Yes, according to the VA—and the GAO has upheld the VA’s interpretation. In A1 Procurement JVG, B-404618.3 (July 26, 2011), A1 Procurement LLC and Green Carpet Landscaping & Maintenance, Inc. created a joint venture, named A1 Procurement JVG. A1 Procurement LLC was a SDVOSB firm verified in the VetBiz system. Green Carpet was not a SDVOSB.
The VA rejected the joint venture’s proposal because the joint venture was not listed in the VetBiz database. The joint venture filed a bid protest with the GAO, arguing that the VA should have accepted its offer because the managing partner, A1 Procurement LLC, was listed in the database, and that a joint venture should not be required to be separately listed if the managing venture is listed.
The GAO disagreed. It held that the VA’s regulations “do[] not exempt a joint venture from the requirement that it must be listed in the VetBiz database to be eligible for award.” Because A1 Procurement JVG was not listed in the database, the GAO held that the VA reasonably rejected the joint venture’s proposal.

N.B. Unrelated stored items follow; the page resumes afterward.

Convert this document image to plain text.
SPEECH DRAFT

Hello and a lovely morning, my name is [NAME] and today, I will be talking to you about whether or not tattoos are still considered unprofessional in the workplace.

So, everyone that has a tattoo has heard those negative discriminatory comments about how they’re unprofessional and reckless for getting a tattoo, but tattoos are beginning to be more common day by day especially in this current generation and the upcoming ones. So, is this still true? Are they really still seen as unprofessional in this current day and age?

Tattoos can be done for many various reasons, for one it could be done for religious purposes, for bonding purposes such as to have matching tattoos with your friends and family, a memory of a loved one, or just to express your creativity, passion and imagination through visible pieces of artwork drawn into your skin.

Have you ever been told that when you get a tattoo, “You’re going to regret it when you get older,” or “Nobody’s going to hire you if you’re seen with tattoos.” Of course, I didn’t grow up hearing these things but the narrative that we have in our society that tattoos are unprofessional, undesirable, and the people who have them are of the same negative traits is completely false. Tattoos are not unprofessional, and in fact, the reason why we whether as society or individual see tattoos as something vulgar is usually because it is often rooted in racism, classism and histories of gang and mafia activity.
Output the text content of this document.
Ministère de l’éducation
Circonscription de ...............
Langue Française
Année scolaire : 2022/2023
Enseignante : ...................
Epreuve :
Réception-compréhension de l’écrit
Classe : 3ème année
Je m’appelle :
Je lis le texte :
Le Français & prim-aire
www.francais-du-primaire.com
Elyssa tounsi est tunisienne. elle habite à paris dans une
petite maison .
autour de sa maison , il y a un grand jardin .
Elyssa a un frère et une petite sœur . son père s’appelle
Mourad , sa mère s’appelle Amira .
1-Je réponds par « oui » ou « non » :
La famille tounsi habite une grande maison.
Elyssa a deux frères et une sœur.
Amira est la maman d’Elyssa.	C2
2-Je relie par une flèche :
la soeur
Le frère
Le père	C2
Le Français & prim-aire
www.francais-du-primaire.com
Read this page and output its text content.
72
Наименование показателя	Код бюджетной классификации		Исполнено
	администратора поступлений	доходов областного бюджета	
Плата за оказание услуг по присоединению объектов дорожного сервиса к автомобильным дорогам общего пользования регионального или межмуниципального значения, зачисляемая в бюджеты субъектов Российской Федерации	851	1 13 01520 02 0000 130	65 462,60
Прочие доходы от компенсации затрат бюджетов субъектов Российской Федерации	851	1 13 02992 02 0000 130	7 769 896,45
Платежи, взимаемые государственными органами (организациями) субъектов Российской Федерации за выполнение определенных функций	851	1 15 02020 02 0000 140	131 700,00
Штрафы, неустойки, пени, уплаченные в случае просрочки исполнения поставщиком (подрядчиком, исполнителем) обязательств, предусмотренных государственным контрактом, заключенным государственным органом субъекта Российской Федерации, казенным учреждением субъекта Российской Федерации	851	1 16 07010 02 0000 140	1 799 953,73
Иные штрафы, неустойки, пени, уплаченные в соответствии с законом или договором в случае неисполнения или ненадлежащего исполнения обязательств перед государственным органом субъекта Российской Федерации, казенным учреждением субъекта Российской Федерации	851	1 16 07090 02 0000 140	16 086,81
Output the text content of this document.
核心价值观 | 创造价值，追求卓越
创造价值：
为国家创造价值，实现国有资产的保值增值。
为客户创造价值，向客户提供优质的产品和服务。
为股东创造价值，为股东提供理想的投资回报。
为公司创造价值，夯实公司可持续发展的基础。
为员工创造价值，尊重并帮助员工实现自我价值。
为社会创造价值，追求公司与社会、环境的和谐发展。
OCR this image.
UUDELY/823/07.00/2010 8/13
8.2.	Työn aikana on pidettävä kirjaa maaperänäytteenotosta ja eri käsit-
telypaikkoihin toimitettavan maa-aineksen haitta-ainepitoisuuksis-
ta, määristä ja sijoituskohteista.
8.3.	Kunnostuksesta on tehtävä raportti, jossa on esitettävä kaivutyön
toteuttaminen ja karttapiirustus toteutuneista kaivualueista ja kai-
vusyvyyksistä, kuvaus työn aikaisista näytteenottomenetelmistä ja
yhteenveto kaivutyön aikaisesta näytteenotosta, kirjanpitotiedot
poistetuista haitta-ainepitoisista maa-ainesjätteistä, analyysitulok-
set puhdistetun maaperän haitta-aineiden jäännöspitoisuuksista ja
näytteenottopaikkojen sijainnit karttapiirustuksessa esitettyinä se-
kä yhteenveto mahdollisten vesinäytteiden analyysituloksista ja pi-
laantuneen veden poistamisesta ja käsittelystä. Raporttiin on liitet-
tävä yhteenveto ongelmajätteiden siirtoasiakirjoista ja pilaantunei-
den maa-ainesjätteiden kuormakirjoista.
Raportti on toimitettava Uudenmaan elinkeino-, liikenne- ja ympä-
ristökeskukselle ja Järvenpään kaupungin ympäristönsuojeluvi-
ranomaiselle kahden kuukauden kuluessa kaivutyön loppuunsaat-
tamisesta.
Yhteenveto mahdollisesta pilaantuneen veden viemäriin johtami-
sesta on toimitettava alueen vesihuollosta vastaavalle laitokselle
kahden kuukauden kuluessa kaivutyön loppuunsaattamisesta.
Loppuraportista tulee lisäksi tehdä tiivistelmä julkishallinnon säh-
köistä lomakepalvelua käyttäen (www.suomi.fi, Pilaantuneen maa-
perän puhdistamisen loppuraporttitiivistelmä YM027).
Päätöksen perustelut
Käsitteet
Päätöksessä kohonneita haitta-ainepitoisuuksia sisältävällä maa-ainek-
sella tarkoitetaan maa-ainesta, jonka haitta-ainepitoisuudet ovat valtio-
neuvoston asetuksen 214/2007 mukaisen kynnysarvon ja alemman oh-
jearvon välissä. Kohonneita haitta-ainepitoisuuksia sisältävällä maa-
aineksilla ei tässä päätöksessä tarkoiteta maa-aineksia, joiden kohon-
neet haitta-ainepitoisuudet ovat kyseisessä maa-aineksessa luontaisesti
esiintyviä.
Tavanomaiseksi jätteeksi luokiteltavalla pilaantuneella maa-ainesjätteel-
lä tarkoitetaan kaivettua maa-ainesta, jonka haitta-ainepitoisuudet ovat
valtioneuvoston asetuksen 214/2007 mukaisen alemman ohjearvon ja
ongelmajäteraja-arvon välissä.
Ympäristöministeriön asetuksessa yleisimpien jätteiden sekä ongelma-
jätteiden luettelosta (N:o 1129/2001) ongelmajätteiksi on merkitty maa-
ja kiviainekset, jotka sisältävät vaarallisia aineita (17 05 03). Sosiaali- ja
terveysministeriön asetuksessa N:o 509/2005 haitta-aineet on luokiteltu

The A1 Procurement decision is disheartening for any SDVOSB thinking of joint venturing for a VA set-aside. To qualify, you must go through the hassle of submitting the joint venture itself to the VetBiz application process—which, as contractors know, can take months to complete. Further, since the SBA’s “three in two” rule effectively limits each joint venture to three federal contract awards (in most cases), the parties will eventually have to create new joint ventures and repeat the process.
The GAO seemed to leave the door open to qualifying a joint venture without a separate certification if the joint venture is not a separate legal entity. But what constitutes a “separate legal entity” is a whole other can of worms, and an argument can be made that it is legally impossible to create a joint venture that is not a separate legal entity. More importantly, the VA’s regulations require joint ventures to be legal entities, seeming to foreclose the option of getting around the certification requirement by using a non-legal entity joint venture.
So, until we receive further clarification, SDVOSBs appear to have two teaming options for VA set-asides: separately verify the joint venture in the VetBiz database, or throw the joint venture idea out the window, and pursue a prime/subcontractor relationship instead.